Another great resource that might be useful for you: https://github.com/jbisanz/qiime2R
Keep us posted
Thank you for your response. Converting to tsv or using qza_to_phyloseq works. However, this file does not seem to contain taxonomy. I had used file from dada2 before that worked with the same script. How should I add taxonomy to the file from qiita?
I think the problem comes from special characters but this is a biom file issue I think.
What are these characters added at the end?
I’m afraid you’ve lost me. I don’t know what you’ve done exactly, using what code/method, and what you are now trying to do. Could you please clarify these and provide exact codes you’re using?

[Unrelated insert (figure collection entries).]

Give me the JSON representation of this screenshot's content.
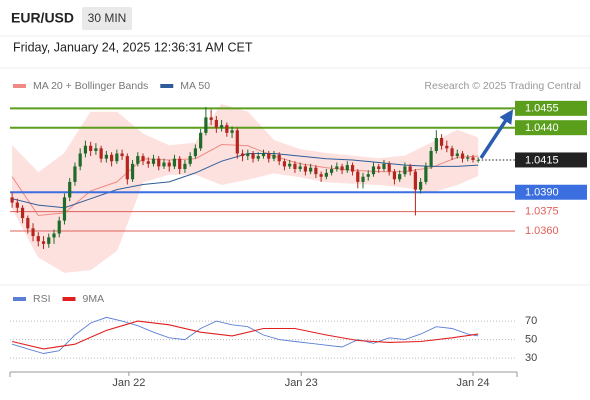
{
  "header": {
    "symbol": "EUR/USD",
    "interval": "30 MIN",
    "timestamp": "Friday, January 24, 2025 12:36:31 AM CET"
  },
  "chart_data": [
    {
      "type": "candlestick",
      "source": "Research © 2025 Trading Central",
      "up_color": "#1e6b2a",
      "down_color": "#b3261e",
      "xlim": [
        -0.4,
        96.4
      ],
      "ylim": [
        1.0322,
        1.0463
      ],
      "ohlc": [
        [
          1.0386,
          1.039,
          1.0378,
          1.0382
        ],
        [
          1.0382,
          1.0385,
          1.0374,
          1.0378
        ],
        [
          1.0378,
          1.038,
          1.0366,
          1.037
        ],
        [
          1.037,
          1.0372,
          1.0358,
          1.0362
        ],
        [
          1.0362,
          1.0366,
          1.0352,
          1.0356
        ],
        [
          1.0356,
          1.0359,
          1.0348,
          1.0352
        ],
        [
          1.0352,
          1.0356,
          1.0346,
          1.035
        ],
        [
          1.035,
          1.0358,
          1.0347,
          1.0355
        ],
        [
          1.0355,
          1.0361,
          1.035,
          1.0358
        ],
        [
          1.0358,
          1.0371,
          1.0355,
          1.0368
        ],
        [
          1.0368,
          1.0389,
          1.0365,
          1.0386
        ],
        [
          1.0386,
          1.0401,
          1.0383,
          1.0398
        ],
        [
          1.0398,
          1.0413,
          1.0395,
          1.041
        ],
        [
          1.041,
          1.0424,
          1.0407,
          1.042
        ],
        [
          1.042,
          1.043,
          1.0417,
          1.0426
        ],
        [
          1.0426,
          1.0429,
          1.0418,
          1.0422
        ],
        [
          1.0422,
          1.0428,
          1.0419,
          1.0424
        ],
        [
          1.0424,
          1.0426,
          1.0413,
          1.0416
        ],
        [
          1.0416,
          1.0422,
          1.0413,
          1.0419
        ],
        [
          1.0419,
          1.0421,
          1.041,
          1.0414
        ],
        [
          1.0414,
          1.0423,
          1.0412,
          1.042
        ],
        [
          1.042,
          1.0423,
          1.0415,
          1.0418
        ],
        [
          1.0418,
          1.042,
          1.0396,
          1.04
        ],
        [
          1.04,
          1.0415,
          1.0398,
          1.0412
        ],
        [
          1.0412,
          1.0421,
          1.041,
          1.0418
        ],
        [
          1.0418,
          1.042,
          1.0411,
          1.0414
        ],
        [
          1.0414,
          1.0417,
          1.0409,
          1.0412
        ],
        [
          1.0412,
          1.0419,
          1.041,
          1.0416
        ],
        [
          1.0416,
          1.0418,
          1.0407,
          1.041
        ],
        [
          1.041,
          1.0416,
          1.0408,
          1.0413
        ],
        [
          1.0413,
          1.0415,
          1.0406,
          1.041
        ],
        [
          1.041,
          1.0419,
          1.0408,
          1.0416
        ],
        [
          1.0416,
          1.0418,
          1.0404,
          1.0408
        ],
        [
          1.0408,
          1.0415,
          1.0405,
          1.0412
        ],
        [
          1.0412,
          1.0421,
          1.041,
          1.0418
        ],
        [
          1.0418,
          1.0427,
          1.0416,
          1.0424
        ],
        [
          1.0424,
          1.0439,
          1.0422,
          1.0436
        ],
        [
          1.0436,
          1.0456,
          1.0434,
          1.0448
        ],
        [
          1.0448,
          1.0454,
          1.0442,
          1.0446
        ],
        [
          1.0446,
          1.0449,
          1.0436,
          1.044
        ],
        [
          1.044,
          1.0446,
          1.0437,
          1.0442
        ],
        [
          1.0442,
          1.0444,
          1.0433,
          1.0436
        ],
        [
          1.0436,
          1.0441,
          1.0432,
          1.0438
        ],
        [
          1.0438,
          1.044,
          1.0416,
          1.042
        ],
        [
          1.042,
          1.0423,
          1.0414,
          1.0418
        ],
        [
          1.0418,
          1.0423,
          1.0415,
          1.042
        ],
        [
          1.042,
          1.0422,
          1.0413,
          1.0416
        ],
        [
          1.0416,
          1.0421,
          1.0414,
          1.0418
        ],
        [
          1.0418,
          1.0423,
          1.0416,
          1.042
        ],
        [
          1.042,
          1.0422,
          1.0413,
          1.0416
        ],
        [
          1.0416,
          1.0422,
          1.0414,
          1.0419
        ],
        [
          1.0419,
          1.0421,
          1.0411,
          1.0414
        ],
        [
          1.0414,
          1.0416,
          1.0407,
          1.041
        ],
        [
          1.041,
          1.0415,
          1.0408,
          1.0412
        ],
        [
          1.0412,
          1.0414,
          1.0405,
          1.0408
        ],
        [
          1.0408,
          1.0413,
          1.0406,
          1.041
        ],
        [
          1.041,
          1.0412,
          1.0403,
          1.0406
        ],
        [
          1.0406,
          1.0412,
          1.0404,
          1.0409
        ],
        [
          1.0409,
          1.0411,
          1.0401,
          1.0404
        ],
        [
          1.0404,
          1.0406,
          1.0398,
          1.0402
        ],
        [
          1.0402,
          1.0408,
          1.04,
          1.0405
        ],
        [
          1.0405,
          1.0411,
          1.0403,
          1.0408
        ],
        [
          1.0408,
          1.0413,
          1.0406,
          1.041
        ],
        [
          1.041,
          1.0412,
          1.0404,
          1.0407
        ],
        [
          1.0407,
          1.0414,
          1.0405,
          1.0411
        ],
        [
          1.0411,
          1.0413,
          1.0403,
          1.0406
        ],
        [
          1.0406,
          1.0408,
          1.0393,
          1.0398
        ],
        [
          1.0398,
          1.0405,
          1.0393,
          1.0402
        ],
        [
          1.0402,
          1.0407,
          1.0399,
          1.0404
        ],
        [
          1.0404,
          1.0413,
          1.0402,
          1.041
        ],
        [
          1.041,
          1.0412,
          1.0405,
          1.0408
        ],
        [
          1.0408,
          1.0415,
          1.0406,
          1.0412
        ],
        [
          1.0412,
          1.0414,
          1.0403,
          1.0406
        ],
        [
          1.0406,
          1.0408,
          1.0396,
          1.04
        ],
        [
          1.04,
          1.0407,
          1.0398,
          1.0404
        ],
        [
          1.0404,
          1.0413,
          1.0402,
          1.041
        ],
        [
          1.041,
          1.0412,
          1.0403,
          1.0406
        ],
        [
          1.0406,
          1.0408,
          1.0372,
          1.0392
        ],
        [
          1.0392,
          1.0401,
          1.0389,
          1.0398
        ],
        [
          1.0398,
          1.0413,
          1.0396,
          1.041
        ],
        [
          1.041,
          1.0425,
          1.0408,
          1.0422
        ],
        [
          1.0422,
          1.0438,
          1.042,
          1.0432
        ],
        [
          1.0432,
          1.0435,
          1.0423,
          1.0426
        ],
        [
          1.0426,
          1.043,
          1.0421,
          1.0424
        ],
        [
          1.0424,
          1.0426,
          1.0415,
          1.0418
        ],
        [
          1.0418,
          1.0423,
          1.0416,
          1.042
        ],
        [
          1.042,
          1.0422,
          1.0413,
          1.0416
        ],
        [
          1.0416,
          1.0419,
          1.0414,
          1.0417
        ],
        [
          1.0417,
          1.0419,
          1.0413,
          1.0415
        ],
        [
          1.0415,
          1.0417,
          1.0413,
          1.0415
        ]
      ],
      "series": [
        {
          "name": "MA 20 + Bollinger Bands",
          "color": "#f08a84",
          "band_color": "#fde1de",
          "x": [
            0,
            5,
            10,
            15,
            20,
            25,
            30,
            35,
            40,
            45,
            50,
            55,
            60,
            65,
            70,
            75,
            80,
            85,
            89
          ],
          "values": [
            1.0402,
            1.0372,
            1.0374,
            1.0391,
            1.0398,
            1.0416,
            1.0415,
            1.0416,
            1.0427,
            1.0426,
            1.0418,
            1.0412,
            1.0409,
            1.0407,
            1.0406,
            1.0406,
            1.0409,
            1.0417,
            1.0418
          ],
          "upper": [
            1.0426,
            1.0405,
            1.042,
            1.0452,
            1.0452,
            1.0435,
            1.0426,
            1.0428,
            1.0458,
            1.0452,
            1.043,
            1.0423,
            1.042,
            1.0418,
            1.0416,
            1.0418,
            1.0428,
            1.0438,
            1.0432
          ],
          "lower": [
            1.0378,
            1.034,
            1.0328,
            1.033,
            1.0345,
            1.0398,
            1.0404,
            1.0404,
            1.0396,
            1.04,
            1.0405,
            1.0402,
            1.0398,
            1.0397,
            1.0396,
            1.0394,
            1.039,
            1.0396,
            1.0403
          ]
        },
        {
          "name": "MA 50",
          "color": "#2f5d9b",
          "x": [
            0,
            5,
            10,
            15,
            20,
            25,
            30,
            35,
            40,
            45,
            50,
            55,
            60,
            65,
            70,
            75,
            80,
            85,
            89
          ],
          "values": [
            1.0385,
            1.038,
            1.0378,
            1.0385,
            1.0392,
            1.0396,
            1.0398,
            1.0405,
            1.0414,
            1.042,
            1.042,
            1.0418,
            1.0416,
            1.0415,
            1.0413,
            1.0411,
            1.041,
            1.041,
            1.0411
          ]
        }
      ],
      "levels": [
        {
          "value": 1.0455,
          "label": "1.0455",
          "color": "#5a9e1c",
          "style": "box"
        },
        {
          "value": 1.044,
          "label": "1.0440",
          "color": "#5a9e1c",
          "style": "box"
        },
        {
          "value": 1.0415,
          "label": "1.0415",
          "color": "#222222",
          "style": "current"
        },
        {
          "value": 1.039,
          "label": "1.0390",
          "color": "#3b6fe0",
          "style": "box"
        },
        {
          "value": 1.0375,
          "label": "1.0375",
          "color": "#e0605a",
          "style": "text"
        },
        {
          "value": 1.036,
          "label": "1.0360",
          "color": "#e0605a",
          "style": "text"
        }
      ]
    },
    {
      "type": "line",
      "xlim": [
        -0.4,
        96.4
      ],
      "ylim": [
        15,
        82
      ],
      "yticks": [
        70,
        50,
        30
      ],
      "grid": true,
      "xticks": [
        {
          "value": 22.3,
          "label": "Jan 22"
        },
        {
          "value": 55.2,
          "label": "Jan 23"
        },
        {
          "value": 88,
          "label": "Jan 24"
        }
      ],
      "series": [
        {
          "name": "RSI",
          "color": "#5b7fd6",
          "x": [
            0,
            3,
            6,
            9,
            12,
            15,
            18,
            21,
            24,
            27,
            30,
            33,
            36,
            39,
            42,
            45,
            48,
            51,
            54,
            57,
            60,
            63,
            66,
            69,
            72,
            75,
            78,
            81,
            84,
            87,
            89
          ],
          "values": [
            45,
            40,
            35,
            38,
            55,
            68,
            74,
            70,
            65,
            58,
            52,
            50,
            62,
            70,
            66,
            64,
            55,
            50,
            48,
            46,
            44,
            42,
            50,
            46,
            52,
            50,
            56,
            64,
            62,
            56,
            54
          ]
        },
        {
          "name": "9MA",
          "color": "#e02020",
          "x": [
            0,
            6,
            12,
            18,
            24,
            30,
            36,
            42,
            48,
            54,
            60,
            66,
            72,
            78,
            84,
            89
          ],
          "values": [
            48,
            40,
            45,
            60,
            70,
            66,
            58,
            54,
            62,
            62,
            55,
            49,
            47,
            48,
            52,
            56
          ]
        }
      ]
    }
  ]
}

Remember that when you produce a feature table from DADA2/Deblur, these are ASVs and don’t have taxonomy attached to them. This is done intentionally in QIIME 2 as well as other platforms like Phyloseq. The taxonomy stays separate in both platforms and is only called on when needed.
If you want your biom table to have taxonomy instead of ASV IDs (which is not something I would personally advise) you can use an approach like I describe here, just skip the OTU clustering part.
I’m in the process of figuring this out. I will post here when I got to resolve it so that others would be able to find the solution if they had the same issue.
Thanks, that would be great!
Remember that in both QIIME 2 and phyloseq, -by design- the taxonomy of your features is kept in a separate file and is only called on when taxonomy info is required. Meaning that if you are working with phyloseq, then you’ll need to import a separate taxonomy file, and not have this part of your biom table. Even though you CAN add taxonomy to your biom table, this isn’t the recommended approach.
Since you are operating from Qiita to QIIME 2/phyloseq, have a look at this tutorial here to see how you can create taxonomy file in QIIME 2, importing that into R/phyloseq is easy following the links you posted earlier.